Впрочем, сейчас, когда прошло столько лет с момента, когда впервые значение слова «психология» закрепилось у меня в сознании, и потом, много раз перемешиваясь и перевариваясь вместе с набранными знаниями, опытом, тяжелой работой, видоизменялось, мне уже трудно понять, когда сформировалось, приняло различимую форму мое сегодняшнее представление о ней.

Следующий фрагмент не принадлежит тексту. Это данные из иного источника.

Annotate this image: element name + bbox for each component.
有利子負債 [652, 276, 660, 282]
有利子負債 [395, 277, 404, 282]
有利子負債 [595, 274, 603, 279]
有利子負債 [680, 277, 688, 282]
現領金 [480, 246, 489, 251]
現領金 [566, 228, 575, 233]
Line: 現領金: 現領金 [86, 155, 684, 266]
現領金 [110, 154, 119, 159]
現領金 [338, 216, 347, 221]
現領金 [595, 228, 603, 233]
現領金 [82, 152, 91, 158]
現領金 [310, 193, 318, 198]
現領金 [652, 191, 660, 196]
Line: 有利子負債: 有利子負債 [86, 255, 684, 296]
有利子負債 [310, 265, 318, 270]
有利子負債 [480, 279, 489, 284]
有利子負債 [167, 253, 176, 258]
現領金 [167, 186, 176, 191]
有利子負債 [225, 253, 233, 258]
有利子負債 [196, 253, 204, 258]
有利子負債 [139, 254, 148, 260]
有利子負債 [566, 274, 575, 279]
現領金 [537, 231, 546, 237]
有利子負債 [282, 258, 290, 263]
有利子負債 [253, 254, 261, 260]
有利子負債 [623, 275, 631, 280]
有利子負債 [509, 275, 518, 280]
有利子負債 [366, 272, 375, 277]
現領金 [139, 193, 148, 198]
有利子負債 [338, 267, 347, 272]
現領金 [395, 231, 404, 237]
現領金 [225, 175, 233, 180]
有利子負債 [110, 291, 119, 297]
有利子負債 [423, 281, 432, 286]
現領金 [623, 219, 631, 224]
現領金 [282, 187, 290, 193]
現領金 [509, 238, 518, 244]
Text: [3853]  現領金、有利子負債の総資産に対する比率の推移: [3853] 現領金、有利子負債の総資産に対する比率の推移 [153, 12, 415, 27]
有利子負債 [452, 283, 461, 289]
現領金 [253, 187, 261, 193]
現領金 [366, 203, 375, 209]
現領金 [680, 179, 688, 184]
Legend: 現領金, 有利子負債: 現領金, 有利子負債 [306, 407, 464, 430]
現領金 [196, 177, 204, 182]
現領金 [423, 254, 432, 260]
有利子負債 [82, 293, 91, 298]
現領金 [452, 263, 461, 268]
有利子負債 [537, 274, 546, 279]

Это вообще так — слои памяти переплетаются между собой. Какое-то воспоминание из далекого прошлого вдруг оказывается наверху, то, что вроде бы совершилось с ним одновременно, почему-то исчезло, затерялось, а то, что всплыло, причудливым образом состыковывается с другим воспоминанием из другой эпохи и составляет никогда не существовавший, но ставший вдруг реальным узор прошлого. Но память — живой организм, она дышит, пульсирует, находясь в постоянном изменяющемся движении, выводя на поверхность по какому-то своему, неведомому нам закону, казалось, давно потерянные отростки прошлого и, напротив, безжалостно потопляя в своей недосягаемой глубине то, что кажется таким непотопляемым. Марк правильно сказал тогда Рону: человека можно определить мозаикой его текущей памяти — изменился ее рисунок, поменялась цветовая гамма, и что-то изменилось в сознании самого человека, чуть по-другому стал он воспринимать окружающий мир, или, как говорил Рон, поменялись атрибуты его жизни.

ГЛАВА ДЕСЯТАЯ

Я позвонила Марку из шумного коридора университета, из автомата, стоявшего рядом с административным офисом, где я только что говорила с секретарем факультета психологии, и тупой комок обиды и разочарования все еще стоял у меня в горле. Слава Богу, Марк был дома, и, слава Богу, я услышала его мягкий, ровный, спокойный голос.

— Марк, — сказала я без вступления, — ничего не получится, я только что разговаривала с секретарем, мне надо начинать с самого начала. Они ничего не зачтут мне, — голос мой дрожал скорее от досады, чем от слез. — Я не буду никуда переходить, я уже год тут отучилась, два года в Москве, и теперь все сначала, нет, я не буду...

— Подожди, — перебил меня Марк, — не нервничай, я ничего не понял. Ты разговаривала с каким секретарем?

— Психологии.

— Так, факультета психологии, — поправил меня Марк. — И он сказал, что, если ты будешь переводиться, тебе не зачтут предметы — ни тех, которые ты изучала здесь, ни тех, что в Москве. Так?

—Секретарь — баба, так что не «он» сказал, а «она» — внесла я раздраженную поправку.

— Неважно. Я правильно суть уловил? — Правильно, — наконец согласилась я.

— Так, когда у тебя следующий перерыв?

— Сейчас будет две лекции подряд, а потом перерыв, по-моему, полчаса.

— Хорошо, — сказал Марк. — Жди меня в кафетерии на втором этаже через два часа, я приеду, и мы все обсудим. Только успокойся и не нервничай. Мы все решим.

— Хорошо, — сказала я и, не попрощавшись, повесила трубку.

Он, как и обещал, приехал к самому началу перерыва, и мы сели за столик в очень шумном и не самом чистом кафе.

Я уже успокоилась, конечно, и мне стало в основном все равно — психология, астрономия, бухгалтерия — какая разница, но начинать все с самого начала, нет, я не буду. Даже не понятно, почему я расстроилась поначалу. Неделю назад я и не думала ни о какой психологии, для меня и науки такой не существовало, и вдруг, надо же, чуть не расплакалась.